House Democratic chairmen demand details about Donald Trump's talks with Russia's Vladimir Putin

Three lawmakers are probing if Trump violated federal law by concealing or mishandling records of talks with Putin

Published March 4, 2019 3:50PM (EST)

Adam Schiff; Elijah Cumming; Eliot Engel (Getty/Alex Wong/Brendan Smialowski)
Adam Schiff; Elijah Cumming; Eliot Engel (Getty/Alex Wong/Brendan Smialowski)

Three House Democratic chairmen — Reps. Adam Schiff of the Intelligence Committee, Eliot Engel of the Foreign Affairs Committee and Elijah Cummings of the Oversight and Government Reform Committee — wrote to the White House and the State Department on Monday to demand documents and interviews related to President Donald Trump's communications with Russian President Vladimir Putin.

In their letter, the Democratic leaders allege that Trump, on multiple occasions, "appears to have taken steps to conceal the details of his communications with President Putin from other administration officials, Congress and the American people," noting that Trump reportedly "seized notes" related to at least one meeting held with Putin and "directed" an American interpret "not to discuss the substance of communications" with Putin with other federal officials.
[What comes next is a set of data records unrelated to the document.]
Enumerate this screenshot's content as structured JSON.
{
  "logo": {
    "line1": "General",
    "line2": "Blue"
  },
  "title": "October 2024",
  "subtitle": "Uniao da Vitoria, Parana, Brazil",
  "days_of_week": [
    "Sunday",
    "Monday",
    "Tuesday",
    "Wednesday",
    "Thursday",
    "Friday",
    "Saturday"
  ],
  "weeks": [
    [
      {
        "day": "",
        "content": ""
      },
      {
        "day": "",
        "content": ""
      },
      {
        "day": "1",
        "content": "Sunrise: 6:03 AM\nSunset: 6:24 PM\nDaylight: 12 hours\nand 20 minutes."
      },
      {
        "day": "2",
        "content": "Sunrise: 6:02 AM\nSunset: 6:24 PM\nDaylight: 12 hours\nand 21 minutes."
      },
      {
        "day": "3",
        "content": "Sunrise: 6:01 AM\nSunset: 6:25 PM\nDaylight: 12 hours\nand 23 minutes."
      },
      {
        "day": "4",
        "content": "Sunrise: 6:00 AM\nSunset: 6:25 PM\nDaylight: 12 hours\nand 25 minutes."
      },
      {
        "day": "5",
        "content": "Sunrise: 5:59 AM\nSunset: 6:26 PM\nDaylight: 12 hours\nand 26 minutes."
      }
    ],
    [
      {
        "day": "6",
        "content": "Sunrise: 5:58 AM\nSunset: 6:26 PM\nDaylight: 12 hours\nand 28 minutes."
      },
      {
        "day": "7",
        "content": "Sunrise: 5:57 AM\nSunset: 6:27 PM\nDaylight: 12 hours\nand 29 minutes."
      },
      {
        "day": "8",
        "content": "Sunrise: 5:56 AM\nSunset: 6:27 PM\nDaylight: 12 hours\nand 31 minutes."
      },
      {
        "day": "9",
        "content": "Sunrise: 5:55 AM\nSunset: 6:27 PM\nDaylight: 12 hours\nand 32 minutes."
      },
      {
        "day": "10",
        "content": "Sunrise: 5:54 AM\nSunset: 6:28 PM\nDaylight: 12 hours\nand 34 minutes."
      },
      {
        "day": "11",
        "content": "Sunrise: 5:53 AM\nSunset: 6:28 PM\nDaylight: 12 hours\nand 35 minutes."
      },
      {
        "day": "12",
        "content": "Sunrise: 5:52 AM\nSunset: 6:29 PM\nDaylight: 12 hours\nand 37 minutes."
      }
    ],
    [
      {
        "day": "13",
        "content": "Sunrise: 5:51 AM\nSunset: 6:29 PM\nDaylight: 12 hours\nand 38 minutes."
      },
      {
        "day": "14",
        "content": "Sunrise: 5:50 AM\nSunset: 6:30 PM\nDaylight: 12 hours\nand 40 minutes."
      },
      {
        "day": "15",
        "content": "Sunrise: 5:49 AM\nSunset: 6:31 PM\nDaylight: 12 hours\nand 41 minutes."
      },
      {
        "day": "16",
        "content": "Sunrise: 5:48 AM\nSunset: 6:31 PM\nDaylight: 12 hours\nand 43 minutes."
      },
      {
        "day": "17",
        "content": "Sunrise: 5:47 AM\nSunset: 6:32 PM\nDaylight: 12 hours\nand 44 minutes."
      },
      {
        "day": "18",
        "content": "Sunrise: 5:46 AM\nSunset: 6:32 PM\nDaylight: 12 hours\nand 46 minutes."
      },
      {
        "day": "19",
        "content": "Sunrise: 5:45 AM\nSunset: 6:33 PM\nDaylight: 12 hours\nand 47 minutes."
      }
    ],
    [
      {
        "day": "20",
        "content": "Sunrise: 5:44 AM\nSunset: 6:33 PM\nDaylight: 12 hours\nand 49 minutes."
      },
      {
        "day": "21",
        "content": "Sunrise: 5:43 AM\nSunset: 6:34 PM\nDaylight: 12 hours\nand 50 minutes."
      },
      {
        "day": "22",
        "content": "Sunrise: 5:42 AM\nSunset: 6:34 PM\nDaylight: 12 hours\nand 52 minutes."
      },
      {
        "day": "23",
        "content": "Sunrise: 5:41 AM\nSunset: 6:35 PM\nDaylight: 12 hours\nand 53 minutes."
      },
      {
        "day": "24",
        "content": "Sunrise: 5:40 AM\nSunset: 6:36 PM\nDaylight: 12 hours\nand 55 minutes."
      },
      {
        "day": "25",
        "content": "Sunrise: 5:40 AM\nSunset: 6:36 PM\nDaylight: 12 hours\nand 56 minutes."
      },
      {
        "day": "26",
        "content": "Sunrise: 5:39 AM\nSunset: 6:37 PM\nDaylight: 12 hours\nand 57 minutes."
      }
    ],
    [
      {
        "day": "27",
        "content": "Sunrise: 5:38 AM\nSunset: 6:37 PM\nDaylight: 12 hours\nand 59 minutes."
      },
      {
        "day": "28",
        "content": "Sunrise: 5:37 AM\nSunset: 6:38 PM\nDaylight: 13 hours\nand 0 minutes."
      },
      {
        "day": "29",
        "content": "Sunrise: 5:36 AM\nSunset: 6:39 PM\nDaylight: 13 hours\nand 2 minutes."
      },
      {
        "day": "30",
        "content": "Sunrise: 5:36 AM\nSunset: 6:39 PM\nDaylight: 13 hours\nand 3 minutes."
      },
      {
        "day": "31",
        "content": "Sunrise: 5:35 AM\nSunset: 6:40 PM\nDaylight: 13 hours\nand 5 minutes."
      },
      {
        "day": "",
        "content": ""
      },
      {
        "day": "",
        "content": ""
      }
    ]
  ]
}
"These allegations, if true, raise profound national security, counterintelligence and foreign policy concerns, especially in light of Russia's ongoing active measures campaign to improperly influence American elections," they wrote.

Schiff, Engel and Cummings claimed the reports "undermine the proper functioning of government," especially the State Department's "access to critical information germane to its diplomatic mission and its ability to develop and execute foreign policy that advances our national interests." They said they intend to probe "the substance of any communications during in-person encounters and phone calls, the existence and contents of any documents related to the communications, what the effects of the communications have been on the nation’s foreign policy, whether the president or anyone acting on his behalf have sought to conceal those communications and whether the president or anyone acting on his behalf have failed to create records or mishandled those records in violation of federal law."

The top Democrats noted that Trump may have violated the Presidential Records Act if he destroyed any records relating to his communications with Putin. As of this writing, there is no record of the president's face-to-face interactions with the Russian leader at five locations over the past two years, even in classified files, U.S. officials said according to the Washington Post. Additionally, the Post reported in January that Trump had taken the notes from his interpreter after a meeting with Putin and instructed the linguist not to discuss the meeting with administration officials.

Cummings, Schiff and Engel's requests follow up on a joint letter the chairmen sent to the White House last month, in which they requested information about records maintained during Trump's discussions with Putin. The White House did not provide a response to their inquiry.

Their demands also come on the same day that Democrats on the House Judiciary Committee launched a sweeping new investigation into Trump, demanding documents from more than 80 agencies, people and entities related to Trump amid an investigation into potential obstruction of justice, public corruption and abuses of power. House Judiciary Committee Chairman Jerrold Nadler, D-N.Y., requested letters similar to Schiff, Engel and Cummings earlier Monday. Nadler has asked the White House for "contents of meetings between President Trump and Vladimir Putin on July 7, 2017, November 11, 2017, July 16, 2018 and November 30, 2018."

"Congress has a constitutional duty to conduct oversight over the [State] Department and the White House to determine, among other things, the impact of those communications on U.S. foreign policy, whether federal officials, including President Trump, have acted in the national interest, and whether the applicable laws, regulations and agency procedures with respect to diplomatic communications with President Putin and other foreign leaders have been complied with and remain sufficient," Schiff, Engel and Cummings wrote in their joint letter.